La
sicurezza e’ un affare di tutti
Proteggetevi
con i Firewall
Che
tipo di Firewall ?
Come
funziona
La
migliore soluzione.
Quando l’attacco
Distributed Denial of Service (Ddos) ha colpito i maggiori siti
commerciali nel Febbraio di quest’anno (2000), quali Yahoo ed eBay,
questa azione e’ servita a svegliare tutti gli utenti Internet.

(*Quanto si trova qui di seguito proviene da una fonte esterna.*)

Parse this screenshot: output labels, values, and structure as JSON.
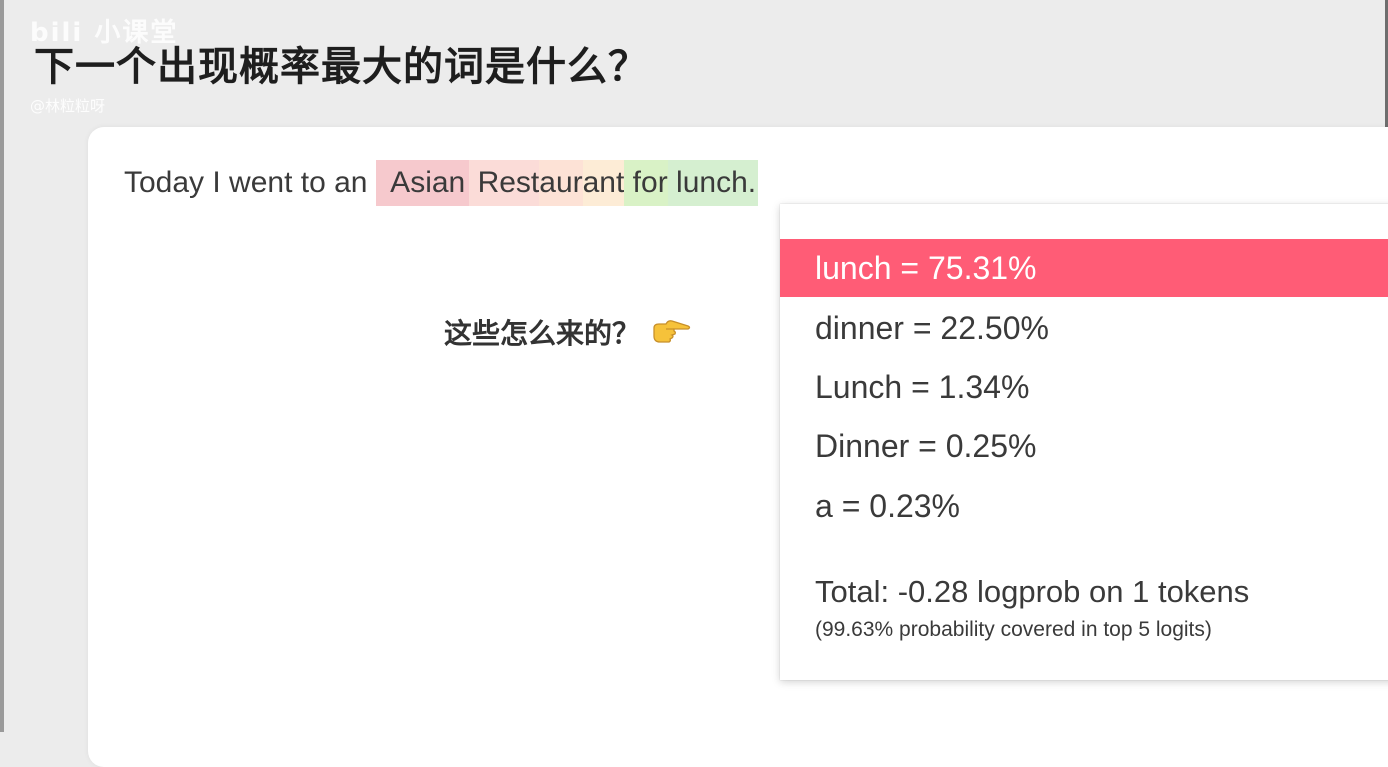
{
  "watermark": {
    "logo": "bili 小课堂",
    "handle": "@林粒粒呀"
  },
  "heading": "下一个出现概率最大的词是什么？",
  "sentence": {
    "prefix": "Today I went to an",
    "tokens": [
      " Asian",
      " Rest",
      "aur",
      "ant",
      " for",
      " lunch."
    ]
  },
  "question": "这些怎么来的？",
  "completions": {
    "options": [
      {
        "label": "lunch = 75.31%"
      },
      {
        "label": "dinner = 22.50%"
      },
      {
        "label": "Lunch = 1.34%"
      },
      {
        "label": "Dinner = 0.25%"
      },
      {
        "label": "a = 0.23%"
      }
    ],
    "selected_index": 0,
    "total": "Total: -0.28 logprob on 1 tokens",
    "coverage": "(99.63% probability covered in top 5 logits)"
  },
  "colors": {
    "selected": "#ff5c76",
    "token_high": "#f6c9cd",
    "token_low": "#d9f2c6",
    "background": "#ececec"
  },
  "icons": [
    "pointing-right-hand-icon"
  ]
}
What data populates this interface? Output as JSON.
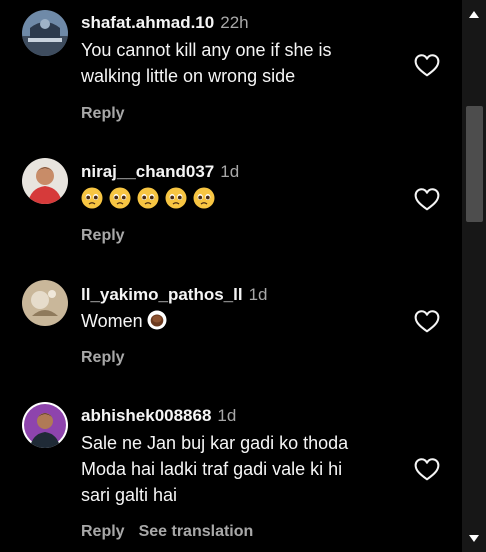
{
  "comments": [
    {
      "username": "shafat.ahmad.10",
      "time": "22h",
      "text_lines": [
        "You cannot kill any one if she is",
        "walking little on wrong side"
      ],
      "reply_label": "Reply"
    },
    {
      "username": "niraj__chand037",
      "time": "1d",
      "emoji": [
        "pleading-face",
        "pleading-face",
        "pleading-face",
        "pleading-face",
        "pleading-face"
      ],
      "reply_label": "Reply"
    },
    {
      "username": "ll_yakimo_pathos_ll",
      "time": "1d",
      "text": "Women",
      "text_emoji": "hot-beverage",
      "reply_label": "Reply"
    },
    {
      "username": "abhishek008868",
      "time": "1d",
      "text_lines": [
        "Sale ne Jan buj kar gadi ko thoda",
        "Moda hai ladki traf gadi vale ki hi",
        "sari galti hai"
      ],
      "reply_label": "Reply",
      "translation_label": "See translation"
    }
  ],
  "icons": {
    "like": "heart-outline-icon",
    "scroll_up": "triangle-up-icon",
    "scroll_down": "triangle-down-icon"
  },
  "colors": {
    "background": "#000000",
    "primary_text": "#f5f5f5",
    "secondary_text": "#a8a8a8",
    "scrollbar_track": "#171717",
    "scrollbar_thumb": "#4d4d4d"
  }
}
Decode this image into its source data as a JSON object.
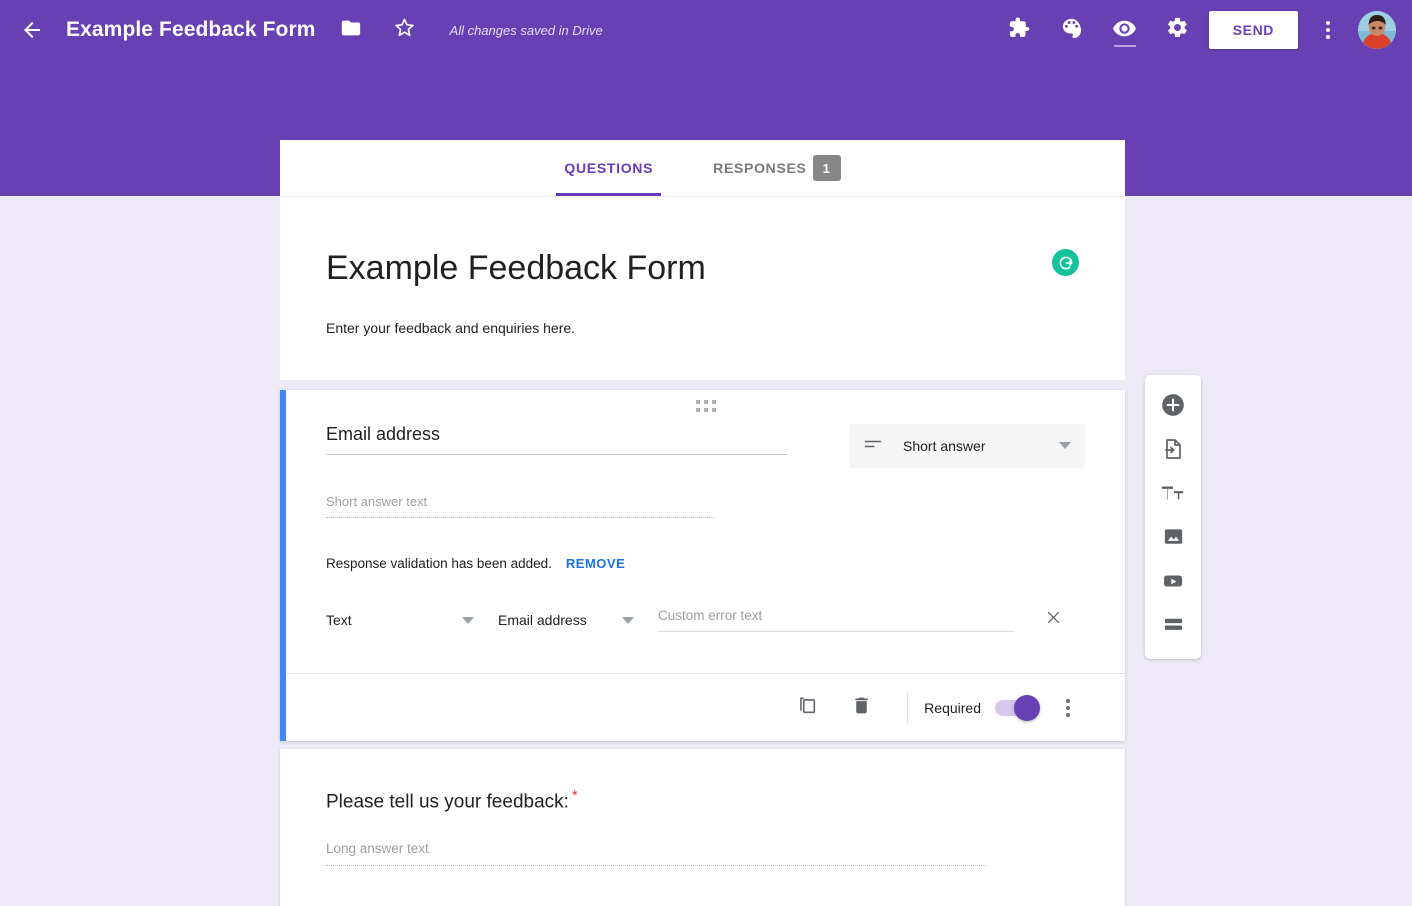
{
  "topbar": {
    "back_icon": "back-arrow-icon",
    "title": "Example Feedback Form",
    "folder_icon": "folder-icon",
    "star_icon": "star-icon",
    "save_status": "All changes saved in Drive",
    "addons_icon": "puzzle-piece-icon",
    "theme_icon": "palette-icon",
    "preview_icon": "eye-icon",
    "settings_icon": "gear-icon",
    "send_label": "SEND",
    "more_icon": "more-vertical-icon",
    "avatar_icon": "user-avatar",
    "bg_color": "#6741b3"
  },
  "tabs": [
    {
      "label": "QUESTIONS",
      "active": true,
      "badge": null
    },
    {
      "label": "RESPONSES",
      "active": false,
      "badge": "1"
    }
  ],
  "form_header": {
    "title": "Example Feedback Form",
    "description": "Enter your feedback and enquiries here.",
    "grammarly_icon": "grammarly-icon",
    "grammarly_glyph": "G",
    "grammarly_color": "#15c39a"
  },
  "question_1": {
    "drag_handle_icon": "drag-handle-icon",
    "title": "Email address",
    "type_icon": "short-answer-icon",
    "type_label": "Short answer",
    "type_dropdown_icon": "chevron-down-icon",
    "answer_placeholder": "Short answer text",
    "validation_note": "Response validation has been added.",
    "remove_label": "REMOVE",
    "validation": {
      "rule_type": "Text",
      "rule_condition": "Email address",
      "error_placeholder": "Custom error text",
      "close_icon": "close-icon",
      "dropdown_icon": "chevron-down-icon"
    },
    "footer": {
      "duplicate_icon": "duplicate-icon",
      "delete_icon": "trash-icon",
      "required_label": "Required",
      "required_on": true,
      "toggle_color": "#6741b3",
      "more_icon": "more-vertical-icon"
    },
    "accent_color": "#4285f4"
  },
  "question_2": {
    "title": "Please tell us your feedback:",
    "required_marker": "*",
    "answer_placeholder": "Long answer text"
  },
  "right_toolbar": [
    {
      "icon": "add-question-icon",
      "label": "Add question"
    },
    {
      "icon": "import-questions-icon",
      "label": "Import questions"
    },
    {
      "icon": "add-title-description-icon",
      "label": "Add title and description"
    },
    {
      "icon": "add-image-icon",
      "label": "Add image"
    },
    {
      "icon": "add-video-icon",
      "label": "Add video"
    },
    {
      "icon": "add-section-icon",
      "label": "Add section"
    }
  ]
}
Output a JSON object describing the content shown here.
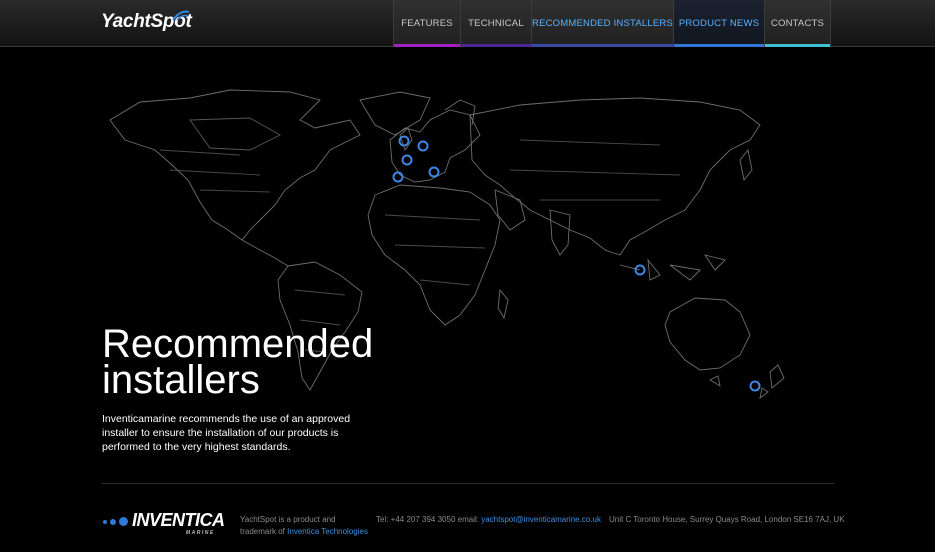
{
  "header": {
    "logo_text": "YachtSpot",
    "nav": [
      {
        "label": "FEATURES",
        "color": "#a020c0"
      },
      {
        "label": "TECHNICAL",
        "color": "#4a2a9a"
      },
      {
        "label": "RECOMMENDED INSTALLERS",
        "color": "#3a4aa0"
      },
      {
        "label": "PRODUCT NEWS",
        "color": "#2f78d8"
      },
      {
        "label": "CONTACTS",
        "color": "#3ec0d0"
      }
    ],
    "active_index": 3
  },
  "hero": {
    "title_line1": "Recommended",
    "title_line2": "installers",
    "description": "Inventicamarine recommends the use of an approved installer to ensure the installation of our products is performed to the very highest standards."
  },
  "footer": {
    "brand": "INVENTICA",
    "brand_sub": "MARINE",
    "about_line1": "YachtSpot is a product and",
    "about_line2": "trademark of",
    "about_link": "Inventica Technologies",
    "tel": "Tel: +44 207 394 3050 email:",
    "email": "yachtspot@inventicamarine.co.uk",
    "address": "Unit C Toronto House, Surrey Quays Road, London SE16 7AJ, UK"
  },
  "colors": {
    "marker": "#3d86e6",
    "map_line": "#7a7a7a",
    "link": "#3d8fe0"
  }
}
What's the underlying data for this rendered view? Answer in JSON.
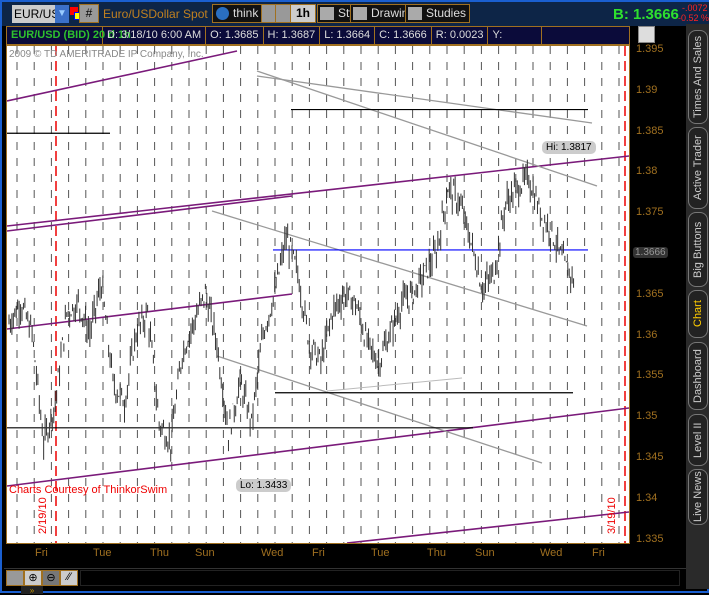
{
  "toolbar": {
    "symbol": "EUR/USD",
    "description": "Euro/USDollar Spot",
    "hash": "#",
    "thinkai": "think A.I.",
    "timeframe": "1h",
    "style": "Style",
    "drawings": "Drawings",
    "studies": "Studies",
    "bid": "B: 1.3666",
    "change": "-.0072",
    "change_pct": "-0.52 %"
  },
  "info": {
    "title": "EUR/USD (BID) 20 d 1h",
    "date": "D: 3/18/10 6:00 AM",
    "open": "O: 1.3685",
    "high": "H: 1.3687",
    "low": "L: 1.3664",
    "close": "C: 1.3666",
    "range": "R: 0.0023",
    "y": "Y:"
  },
  "tabs": [
    "Times And Sales",
    "Active Trader",
    "Big Buttons",
    "Chart",
    "Dashboard",
    "Level II",
    "Live News"
  ],
  "chart_data": {
    "type": "bar",
    "title": "EUR/USD (BID) 20 d 1h",
    "copyright": "2009 © TD AMERITRADE IP Company, Inc.",
    "watermark": "Charts Courtesy of ThinkorSwim",
    "ylim": [
      1.3345,
      1.3955
    ],
    "yticks": [
      "1.395",
      "1.39",
      "1.385",
      "1.38",
      "1.375",
      "1.37",
      "1.365",
      "1.36",
      "1.355",
      "1.35",
      "1.345",
      "1.34",
      "1.335"
    ],
    "xticks": [
      "Fri",
      "Tue",
      "Thu",
      "Sun",
      "Wed",
      "Fri",
      "Tue",
      "Thu",
      "Sun",
      "Wed",
      "Fri"
    ],
    "date_markers": [
      "2/19/10",
      "3/19/10"
    ],
    "last_price": "1.3666",
    "hi_label": "Hi: 1.3817",
    "lo_label": "Lo: 1.3433",
    "closes": [
      1.3616,
      1.364,
      1.3603,
      1.3469,
      1.3518,
      1.3628,
      1.364,
      1.3603,
      1.3665,
      1.3542,
      1.3518,
      1.3603,
      1.3628,
      1.3493,
      1.3469,
      1.3579,
      1.3616,
      1.3652,
      1.3591,
      1.3481,
      1.3542,
      1.3493,
      1.3603,
      1.3652,
      1.372,
      1.3677,
      1.3591,
      1.3567,
      1.3628,
      1.3652,
      1.364,
      1.3591,
      1.3567,
      1.3603,
      1.364,
      1.3652,
      1.3677,
      1.3701,
      1.3781,
      1.3763,
      1.3714,
      1.3658,
      1.3677,
      1.3763,
      1.3781,
      1.3793,
      1.375,
      1.3726,
      1.3689,
      1.3666
    ],
    "levels": [
      1.3877,
      1.3848,
      1.3705,
      1.353,
      1.3487
    ]
  },
  "bottom": {
    "expand": "»"
  }
}
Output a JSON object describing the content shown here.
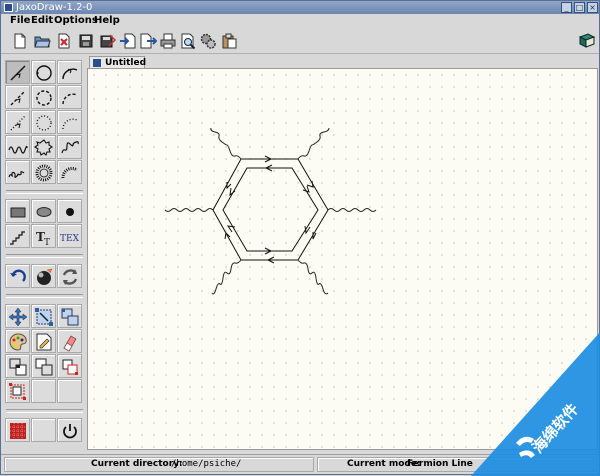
{
  "window": {
    "title": "JaxoDraw-1.2-0"
  },
  "menu": {
    "items": [
      "File",
      "Edit",
      "Options",
      "Help"
    ]
  },
  "tab": {
    "label": "Untitled"
  },
  "status": {
    "directory_label": "Current directory:",
    "directory_value": "/home/psiche/",
    "mode_label": "Current mode:",
    "mode_value": "Fermion Line"
  },
  "tools": {
    "text_tool_label": "T",
    "tex_tool_label": "TEX"
  },
  "watermark": {
    "text": "海绵软件"
  },
  "colors": {
    "title_bar": "#7b93bb",
    "canvas": "#fcfcf4",
    "selection_red": "#cc2222",
    "watermark_blue": "#1c8de0"
  }
}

ATTENZIONE ALLA VOSTRA SICUREZZA.
Infatti, se siete interessati o avete la prospettiva di usare le nuove
tecnologie quali DSL o fibra ottica, oppure le alternative attuali quali
gli abbonamenti flat che vi garantiscono una connessione per 24 ore al
giorno, i buchi del vostro sistema operativo vi pongono davanti a due
grossi pericoli reali:
1)
il vostro sistema puo’ contribuire al problema DdoS essendo usato
da altri per veicolare il loro attacco e
2)
il vostro sistema puo’ essere attaccato dagli hackers che possono
cosi’ prenderne il controllo, vedere i vostri files, cancellarli o
aggiungere files al vostro sistema.
Nel caso invece di
collegamenti temporanei ad Internet il problema e’ molto piu’ limitato
MA COMUNQUE ESISTE.
L’ installazione errata e’ il problema numero uno del buco di
sicurezza sulla DSL.
La maggior parte di questi prodotti richiede di essere collegato al PC
tramite una scheda di rete, creando cosi, potenzialmente, un enorme buco
alla sicurezza dell’ utente e della LAN (rete locale) che eventualmente
e’ gia’ installata in casa o nell’ azienda.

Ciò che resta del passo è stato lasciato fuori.